En la fiesta de Todos Santos, en el valle de Oaxaca, se esparce el aroma del pan desde las villas de Mitla y de Zaachila. En sus panaderías se hornea el pan de yema, espolvoreado con ajonjolí, que se decora con hermosas figuras florales de azúcar y con caritas de angelitos, ánimas, santos y esqueletos. Este pan se coloca en la mesa de los santos, rodeada por velas de cera virgen.

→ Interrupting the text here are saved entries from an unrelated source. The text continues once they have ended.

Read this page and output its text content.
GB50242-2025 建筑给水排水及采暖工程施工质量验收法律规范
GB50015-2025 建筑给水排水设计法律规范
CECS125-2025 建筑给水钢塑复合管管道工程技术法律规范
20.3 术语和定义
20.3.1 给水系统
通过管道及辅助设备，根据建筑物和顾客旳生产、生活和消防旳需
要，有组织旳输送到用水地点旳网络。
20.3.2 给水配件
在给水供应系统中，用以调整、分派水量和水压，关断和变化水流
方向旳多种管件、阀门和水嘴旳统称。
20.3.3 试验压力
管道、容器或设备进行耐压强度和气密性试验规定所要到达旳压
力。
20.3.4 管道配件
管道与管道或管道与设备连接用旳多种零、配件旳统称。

Cada vez que vengo a Oaxaca, después de una noche atribulada en la carretera, voy en busca de un tamal de mole negro o amarillo de Domitila, a la entrada de uno de los dos mercados centrales. Creo que vuelvo a la ciudad más por glotonería que por superstición. En el mercado compro artículos para la fiesta. Las flores de cempasúchil o caléndulas, más pequeñas, apretadas y gorditas que las de Atlixco. Las caritas de masa muerta para el pan, entierritos de cartón y garbanzo, calaquitas vestidas de tul rosa y con pelo de algodón. Mañana iré a Abastos por unos sahumerios verdes de tres pies y quizá por más flores y yerbas. Cuando he tenido tiempo, me he ido incluso hasta Ejutla, a comprar bombones, dulces de licor con figuras de arpas, vihuelas y ánimas, receta de las monjas concepcionistas.

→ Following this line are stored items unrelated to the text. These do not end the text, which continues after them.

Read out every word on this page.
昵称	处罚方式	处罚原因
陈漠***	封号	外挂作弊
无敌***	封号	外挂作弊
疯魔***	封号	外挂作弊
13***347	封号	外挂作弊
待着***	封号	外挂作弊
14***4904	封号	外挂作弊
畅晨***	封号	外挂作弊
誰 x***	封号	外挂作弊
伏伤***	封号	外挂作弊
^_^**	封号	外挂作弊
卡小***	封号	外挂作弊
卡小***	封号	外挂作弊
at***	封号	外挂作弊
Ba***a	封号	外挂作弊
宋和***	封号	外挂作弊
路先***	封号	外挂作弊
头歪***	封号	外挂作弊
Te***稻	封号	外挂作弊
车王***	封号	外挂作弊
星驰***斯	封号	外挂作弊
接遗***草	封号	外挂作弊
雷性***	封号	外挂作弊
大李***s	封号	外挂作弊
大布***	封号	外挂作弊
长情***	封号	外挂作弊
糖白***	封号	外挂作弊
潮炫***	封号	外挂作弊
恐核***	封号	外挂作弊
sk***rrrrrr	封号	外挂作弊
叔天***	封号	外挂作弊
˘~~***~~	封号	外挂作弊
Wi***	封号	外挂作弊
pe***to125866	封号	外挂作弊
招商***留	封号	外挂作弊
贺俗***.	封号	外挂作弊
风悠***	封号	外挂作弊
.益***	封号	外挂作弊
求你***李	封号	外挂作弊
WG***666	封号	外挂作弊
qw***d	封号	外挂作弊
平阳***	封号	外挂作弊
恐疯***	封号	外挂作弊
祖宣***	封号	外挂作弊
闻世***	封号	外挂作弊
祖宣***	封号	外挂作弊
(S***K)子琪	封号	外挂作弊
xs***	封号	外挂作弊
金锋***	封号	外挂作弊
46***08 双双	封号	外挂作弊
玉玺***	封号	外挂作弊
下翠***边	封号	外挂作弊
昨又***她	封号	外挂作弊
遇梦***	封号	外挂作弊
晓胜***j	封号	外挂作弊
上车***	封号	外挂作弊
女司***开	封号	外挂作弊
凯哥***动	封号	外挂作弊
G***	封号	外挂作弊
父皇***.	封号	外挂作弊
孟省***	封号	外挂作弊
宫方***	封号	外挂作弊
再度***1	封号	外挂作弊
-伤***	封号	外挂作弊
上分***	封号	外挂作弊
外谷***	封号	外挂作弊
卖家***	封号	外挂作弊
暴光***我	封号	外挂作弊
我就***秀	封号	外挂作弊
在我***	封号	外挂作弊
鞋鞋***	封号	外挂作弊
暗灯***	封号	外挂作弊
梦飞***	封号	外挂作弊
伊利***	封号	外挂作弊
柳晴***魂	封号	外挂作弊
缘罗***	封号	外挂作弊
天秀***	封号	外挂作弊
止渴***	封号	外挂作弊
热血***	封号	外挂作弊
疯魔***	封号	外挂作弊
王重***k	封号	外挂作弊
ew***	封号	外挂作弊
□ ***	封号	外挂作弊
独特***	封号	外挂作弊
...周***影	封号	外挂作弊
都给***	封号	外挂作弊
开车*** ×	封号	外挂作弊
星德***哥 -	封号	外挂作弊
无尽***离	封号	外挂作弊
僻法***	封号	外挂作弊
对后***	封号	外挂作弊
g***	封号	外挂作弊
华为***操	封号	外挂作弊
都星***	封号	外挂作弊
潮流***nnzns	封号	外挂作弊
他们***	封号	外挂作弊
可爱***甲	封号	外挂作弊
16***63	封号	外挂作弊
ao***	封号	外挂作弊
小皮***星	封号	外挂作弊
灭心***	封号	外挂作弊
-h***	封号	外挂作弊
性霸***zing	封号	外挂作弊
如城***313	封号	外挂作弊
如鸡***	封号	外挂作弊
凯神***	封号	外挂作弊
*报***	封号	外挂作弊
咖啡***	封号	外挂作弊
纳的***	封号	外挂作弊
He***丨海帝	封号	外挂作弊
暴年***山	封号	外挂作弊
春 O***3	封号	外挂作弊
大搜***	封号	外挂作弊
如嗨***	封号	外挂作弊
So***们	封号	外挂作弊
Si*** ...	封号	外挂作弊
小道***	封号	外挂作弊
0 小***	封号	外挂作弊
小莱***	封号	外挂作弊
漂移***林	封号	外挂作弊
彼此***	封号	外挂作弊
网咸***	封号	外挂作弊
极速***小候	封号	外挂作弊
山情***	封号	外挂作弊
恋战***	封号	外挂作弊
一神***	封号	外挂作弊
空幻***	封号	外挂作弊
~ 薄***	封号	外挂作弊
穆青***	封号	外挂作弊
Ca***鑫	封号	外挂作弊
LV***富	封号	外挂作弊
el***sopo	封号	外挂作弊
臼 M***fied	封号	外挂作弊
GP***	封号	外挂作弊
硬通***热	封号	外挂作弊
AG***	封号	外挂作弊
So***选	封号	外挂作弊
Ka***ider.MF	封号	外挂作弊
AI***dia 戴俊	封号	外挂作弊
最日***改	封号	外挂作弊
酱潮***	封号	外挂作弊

Una amiga me recomienda visitar el panteón de Atzompa en la víspera de Todos Santos. Atzompa es un pueblito por el camino de Monte Albán. Tienen merecida fama su alfarería vidriada que se reconoce lo mismo en una cazuela que en una sirena. A su panteón hay que llegar pasada la medianoche. Está en una ladera y es pequeño y estrecho. Las luces de las velas se confunden en el horizonte con las de los focos que alumbran las casitas. Una banda toca frente al portal donde están las autoridades municipales. Todo el pueblo parece congregarse ante las tumbas de sus difuntos. Hay algunas abandonadas. Los visitantes las pisan con frecuencia, y son funcionales, pues facilitan el tránsito. Entre ellos, los extranjeros son quienes parecen más confundidos, tienen cara de querer aparentar un propósito para justificar su interrupción en ceremonias ajenas.

Terminaré este recuento como Manuel Toussaint terminó el suyo sobre Tasco: “Este escrito sólo encierra fantasías literarias”.